Augusta, GA — Mike Weir played the kind of final round at his 15th Masters that would have made an excellent highlight reel, if you didn’t mind fast-forwarding past the drives.

Up-and-down from everywhere, a near-ace to a tough Sunday pin on the par-three 6th, consecutive chip-ins at the 11th and 12th to begin Amen Corner — just never enough birdies to make up for his Saturday disaster.

Four of the last five years, the 2003 Masters winner has been sandbagged by a rogue round of 79 at Augusta National, and although this time — unlike the previous three — he saved it until after he made the cut, it did cost him any chance to contend in a tournament that could have kickstarted his stalled PGA Tour season.

“That’s just a tough golf course and I didn’t drive it very well today,” said Weir, who wrapped scores of 73, 72 and Sunday’s 73 around his disappointing third round. “I struggled with that part of my game, and then, from where I was, I managed my game pretty well.

“My short game was great. (The score) could have been good.”

His tee shot at the 12th, and approaches to the 15th and 17th all landed on the green and bounded over as if shot out of a cannon.

“No. 17’s a prime example.
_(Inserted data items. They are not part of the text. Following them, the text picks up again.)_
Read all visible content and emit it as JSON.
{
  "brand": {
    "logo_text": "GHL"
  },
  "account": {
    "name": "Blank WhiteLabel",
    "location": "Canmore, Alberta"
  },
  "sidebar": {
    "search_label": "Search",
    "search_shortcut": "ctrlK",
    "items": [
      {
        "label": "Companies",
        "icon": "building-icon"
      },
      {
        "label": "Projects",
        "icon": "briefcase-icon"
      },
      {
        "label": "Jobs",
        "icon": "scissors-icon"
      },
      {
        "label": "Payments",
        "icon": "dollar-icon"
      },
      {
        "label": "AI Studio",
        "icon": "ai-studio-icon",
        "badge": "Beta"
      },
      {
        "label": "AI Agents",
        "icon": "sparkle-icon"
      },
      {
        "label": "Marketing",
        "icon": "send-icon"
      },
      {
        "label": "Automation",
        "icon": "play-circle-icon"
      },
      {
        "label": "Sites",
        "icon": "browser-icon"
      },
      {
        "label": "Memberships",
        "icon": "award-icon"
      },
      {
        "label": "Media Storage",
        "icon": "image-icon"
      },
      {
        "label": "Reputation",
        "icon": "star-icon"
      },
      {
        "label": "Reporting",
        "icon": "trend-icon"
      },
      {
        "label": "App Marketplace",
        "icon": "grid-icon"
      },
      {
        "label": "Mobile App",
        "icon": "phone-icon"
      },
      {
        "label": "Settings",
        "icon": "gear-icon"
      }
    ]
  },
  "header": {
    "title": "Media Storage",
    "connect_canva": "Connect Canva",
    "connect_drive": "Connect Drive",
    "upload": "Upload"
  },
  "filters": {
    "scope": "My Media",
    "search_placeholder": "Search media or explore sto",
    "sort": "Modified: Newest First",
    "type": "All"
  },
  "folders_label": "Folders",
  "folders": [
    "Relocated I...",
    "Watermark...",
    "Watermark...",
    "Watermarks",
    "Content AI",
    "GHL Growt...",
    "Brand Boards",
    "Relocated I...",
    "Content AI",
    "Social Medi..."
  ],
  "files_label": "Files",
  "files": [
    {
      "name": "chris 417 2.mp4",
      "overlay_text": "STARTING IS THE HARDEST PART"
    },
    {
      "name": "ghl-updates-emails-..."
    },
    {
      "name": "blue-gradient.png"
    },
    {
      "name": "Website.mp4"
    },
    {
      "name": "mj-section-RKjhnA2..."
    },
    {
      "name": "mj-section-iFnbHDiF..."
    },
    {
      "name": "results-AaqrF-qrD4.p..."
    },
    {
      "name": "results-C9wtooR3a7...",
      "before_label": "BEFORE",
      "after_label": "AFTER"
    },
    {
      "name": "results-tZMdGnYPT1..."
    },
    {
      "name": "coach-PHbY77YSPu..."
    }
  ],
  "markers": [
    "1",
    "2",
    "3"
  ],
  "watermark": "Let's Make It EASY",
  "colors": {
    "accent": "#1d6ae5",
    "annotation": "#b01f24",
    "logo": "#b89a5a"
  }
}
Hit a pretty good drive, hit a nice five-iron that hits a foot onto the green and ends up 20 yards over it. You need that distance (off the tee) so you can have an eight-iron in there, makes a big difference. Just a long, tough golf course.”

If there was a glimmer of light in his week, it wasn’t the $28,000 in prize money for finishing tied for 44th, it was his putter. He made 11 birdies with the flat stick after a dismal putting year, so he has that to take into next week at the RBC Heritage — where the Harbour Town course should be a little friendlier to a shortish hitter — and beyond.

“I’m scheduled to play the next two as well (Zurich Classic, Wells Fargo) but we’ll see how the body holds up here,” he said.

He hit into two tree roots, the first of them on the second hole Sunday, and felt the shock all the way into his right elbow, so he may have to keep an eye on that.

Weir’s biggest smile in three days came when he learned that a couple of Toronto media types won the lottery to play the Masters course on Monday.

“Did you really? Sweet,” he said.

“Well, try to keep it on home ice. And try to get that putt to just barely go in. Don’t try to jam any putts. Or, if you want,” he said, grinning, “hit a couple hard, see what happens.”